With probability outputs:

>>> proba = server.predict_proba(X_test)
>>> proba.shape
(100, 2)

GPU inference:

>>> server = ModelServer(
...     "model.onnx",
...     providers=["CUDAExecutionProvider", "CPUExecutionProvider"],
... )

Custom session options:

>>> import onnxruntime as ort
>>> opts = ort.SessionOptions()
>>> opts.intra_op_num_threads = 4
>>> server = ModelServer("model.onnx", session_options=opts)

predict(X)[source]¶

Generate predictions from the ONNX model.

For classifiers exported via skl2onnx, the first output is typically the predicted label. For regressors, it is the predicted value.

Parameters:: X (ndarray) – Input feature array of shape (n_samples, n_features).
Return type:: ndarray
Returns:: Predictions of shape (n_samples,) for single-output models, or (n_samples, n_outputs) for multi-output.

Examples

>>> server = ModelServer("model.onnx")
>>> preds = server.predict(X_test)
>>> preds.shape
(100,)

predict_proba(X)[source]¶

Generate class probability estimates from the ONNX model.

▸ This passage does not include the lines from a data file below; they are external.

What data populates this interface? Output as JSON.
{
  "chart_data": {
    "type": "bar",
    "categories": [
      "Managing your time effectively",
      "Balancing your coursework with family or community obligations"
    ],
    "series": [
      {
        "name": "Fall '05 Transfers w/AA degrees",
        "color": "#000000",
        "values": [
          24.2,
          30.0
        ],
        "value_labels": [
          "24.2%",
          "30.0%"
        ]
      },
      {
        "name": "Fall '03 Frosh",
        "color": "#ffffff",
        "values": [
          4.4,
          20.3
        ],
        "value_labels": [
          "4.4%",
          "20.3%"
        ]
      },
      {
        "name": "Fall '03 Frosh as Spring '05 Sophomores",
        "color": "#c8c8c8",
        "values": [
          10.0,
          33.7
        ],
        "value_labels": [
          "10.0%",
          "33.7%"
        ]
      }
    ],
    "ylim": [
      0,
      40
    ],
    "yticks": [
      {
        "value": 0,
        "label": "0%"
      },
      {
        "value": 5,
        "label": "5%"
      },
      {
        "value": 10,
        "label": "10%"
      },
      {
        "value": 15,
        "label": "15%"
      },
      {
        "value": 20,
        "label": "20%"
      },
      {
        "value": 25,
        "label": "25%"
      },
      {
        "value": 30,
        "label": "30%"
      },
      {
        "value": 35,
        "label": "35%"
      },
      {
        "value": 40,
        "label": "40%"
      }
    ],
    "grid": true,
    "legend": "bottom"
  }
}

For classifiers exported via skl2onnx, the second output is typically the probability array. If only one output exists, it is returned directly.

Parameters:: X (ndarray) – Input feature array of shape (n_samples, n_features).
Return type:: ndarray
Returns:: Probability array of shape (n_samples, n_classes).
Raises:: RuntimeError – If the model does not produce probability outputs.

Examples

>>> server = ModelServer("model.onnx")
>>> proba = server.predict_proba(X_test)
>>> proba.shape
(100, 2)

predict_raw(X)[source]¶

Return all raw ONNX model outputs without post-processing.

Useful for debugging or when the model has non-standard outputs.

Parameters:: X (ndarray) – Input feature array of shape (n_samples, n_features).
Return type:: list[ndarray]
Returns:: List of all output arrays from the ONNX model.

Examples

>>> server = ModelServer("model.onnx")
>>> outputs = server.predict_raw(X_test)
>>> len(outputs)
2

property input_shapes: list[list | None]¶

Return the expected input shapes.

Returns:: List of shape lists, one per input. Dimensions may be None for dynamic axes.

property output_shapes: list[list | None]¶

Return the output shapes.

Returns:: List of shape lists, one per output. Dimensions may be None for dynamic axes.